8. Defend the poor. This monster, Berwick said, is causing him to lose sleep because the nation fails to regard healthcare as a human right. "The social safety net is vulnerable and the will to protect" social services for the poor "needs constant reinforcement that government can't provide without hospitals' support.

9. Palliative and end of life care. Berwick blasted what he called "cruel rhetoric" that equated sensible discussion of advance directives and preferences with "death panels." "But the rule in Washington favors never ever mentioning end-of-life or palliative care, or advance directives. Not in government. That is a tragic silence and it has to stop."

10. Create Authentic Prevention "Hospitals cure disease but they do not prevent it. And they can not prevent it," because they aren't set up to do that today. "Prevention doesn't have any cathedrals. The result is continuing misallocation of effort.

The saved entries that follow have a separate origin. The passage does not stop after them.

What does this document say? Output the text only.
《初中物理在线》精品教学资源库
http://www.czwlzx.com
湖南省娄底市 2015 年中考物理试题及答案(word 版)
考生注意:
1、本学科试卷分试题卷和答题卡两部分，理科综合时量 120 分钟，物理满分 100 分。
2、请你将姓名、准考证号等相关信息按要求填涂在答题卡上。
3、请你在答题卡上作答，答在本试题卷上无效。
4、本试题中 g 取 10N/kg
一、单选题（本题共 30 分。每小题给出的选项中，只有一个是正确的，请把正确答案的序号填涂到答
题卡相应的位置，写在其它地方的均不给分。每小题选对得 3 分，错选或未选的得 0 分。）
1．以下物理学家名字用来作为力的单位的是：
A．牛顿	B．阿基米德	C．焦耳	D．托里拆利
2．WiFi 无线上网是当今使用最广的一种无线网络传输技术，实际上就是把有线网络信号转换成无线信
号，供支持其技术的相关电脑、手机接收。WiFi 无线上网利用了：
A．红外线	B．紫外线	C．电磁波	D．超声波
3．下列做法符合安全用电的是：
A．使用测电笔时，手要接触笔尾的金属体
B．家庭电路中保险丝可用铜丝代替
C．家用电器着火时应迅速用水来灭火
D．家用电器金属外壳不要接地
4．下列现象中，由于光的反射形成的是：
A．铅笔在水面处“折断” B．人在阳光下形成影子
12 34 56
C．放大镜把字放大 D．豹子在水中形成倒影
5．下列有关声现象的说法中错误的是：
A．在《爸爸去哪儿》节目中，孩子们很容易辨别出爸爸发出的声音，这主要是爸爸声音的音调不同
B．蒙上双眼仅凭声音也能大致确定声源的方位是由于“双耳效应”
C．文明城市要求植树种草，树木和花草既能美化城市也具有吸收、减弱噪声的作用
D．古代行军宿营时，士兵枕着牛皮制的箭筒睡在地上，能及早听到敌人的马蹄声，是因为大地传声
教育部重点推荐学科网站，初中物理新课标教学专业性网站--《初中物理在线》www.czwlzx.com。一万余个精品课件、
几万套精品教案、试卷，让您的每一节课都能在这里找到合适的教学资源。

"And if the Martians came here to visit, they would call this insane. We let bad things happen and then [hospitals] fix them. Well, why don't we stop them from happening? Simply put, we just haven't built the institutional structure for prevention."

11. Creating Transition Models Berwick referred to Alaska's Southcentral Foundation "Nuka System of Care," a project that won the Baldridge award for its success in emptying hospitals and decreasing the need for specialty care, as a care transition model monster that is scaring hospitals.

"It reduced hospital bed days for the population by 53%. Specialty visits fell 65%. These are the highest quality scores I've ever seen. And the highest patient satisfaction and staff satisfaction in history.

"And if we had results like NUKA's at a national scale, it would totally solve the U.S. government's healthcare problem without harming a single patient."

But, Berwick continued, "I'm this excited doctor who just got back from Nuka, and I rush into my CEO's office in my hospital and say, I have an idea, we can reduce our admissions by 53%..."

The AHA audience interrupted him with a long laugh.

"The fact that we all laugh is the problem. Wouldn't you want a healthcare system that makes itself as unnecessary as possible?"